Opponents of the Arizona law say it also unconstitutionally limits the free speech of privately funded candidates and groups, who they say are forced to cut back their spending to avoid enabling their opponents to receive more public money.

The outcome of the case could have enormous consequences for public campaign finance efforts, which are based on the notion that providing public funds for campaigns reduces the potential for corruption that can come with private fundraising.

Campaign finance expert Richard Hasen of the Loyola Law School in Los Angeles wrote in a blog post over the weekend that matching funds are one of the best incentives for coaxing candidates to accept public financing.

"The whole point of the extra matching funds in the Arizona plan is to give candidates assurance they won't be vastly outspent in their election," Hasen wrote.

"While an adverse ruling by the Supreme Court . . . would not mean that all public financing systems would be unconstitutional, it would eliminate one of the best ways to create effective public financing systems."

Others who support public financing emphasized the narrowness of the case - Arizona and a handful of other states provide matching funds to candidates who are outspent.
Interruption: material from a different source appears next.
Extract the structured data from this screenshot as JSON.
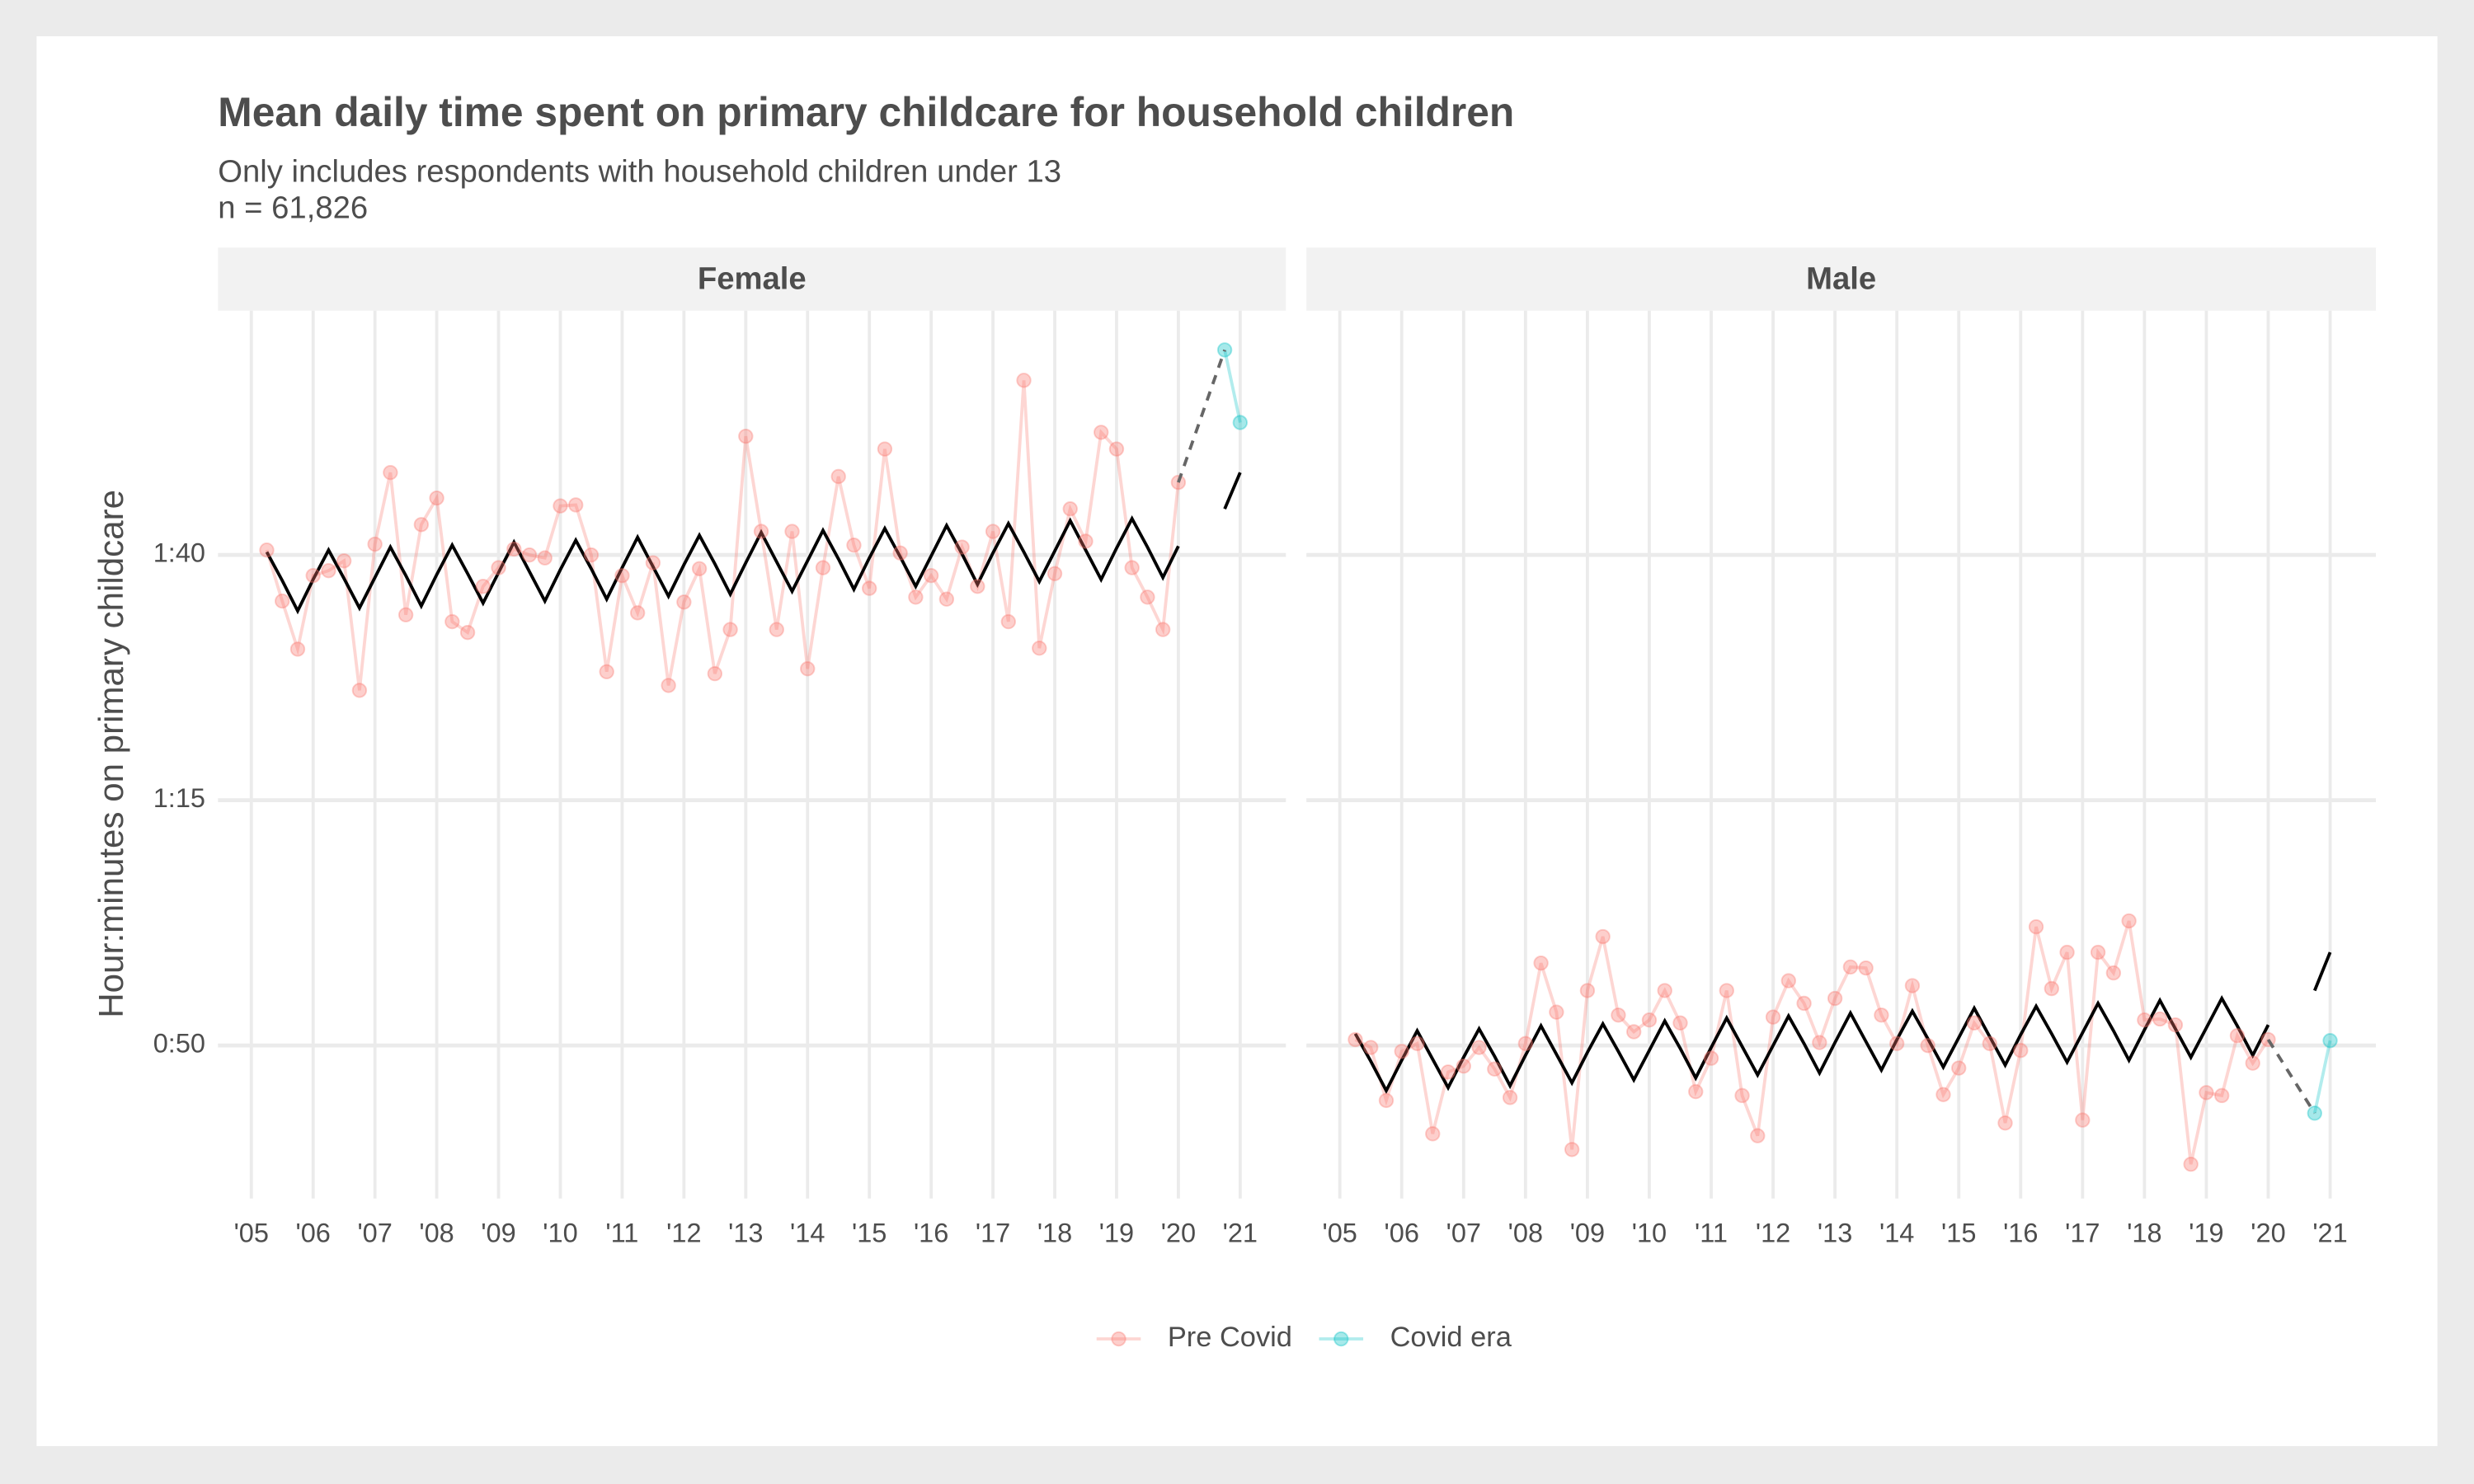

Groups such as Democracy 21 and the Campaign Legal Center said that the public financing system used in presidential elections does not contain a provision for matching funds, and neither do proposals to extend such a system to other federal races.

The Supreme Court has not looked kindly on efforts to create a level playing field for political candidates. In 2008, the court by a 5 to 4 vote struck the "millionaire's amendment" in the McCain-Feingold campaign finance act. That provision allowed candidates to raise money in excess of contribution limits if his or her opponent was spending large sums of personal wealth.

Justice Samuel A. Alito Jr. wrote for the majority that such a scheme violated the free speech rights of the wealthy candidate.

Arizona insists its law is different. Voters approved the system in 1998, when the state was in the midst of a scandal involving legislators accepting campaign contributions and bribes to support gambling legislation. At one point, 10 percent of the Arizona legislature faced civil or criminal charges related to the scandal.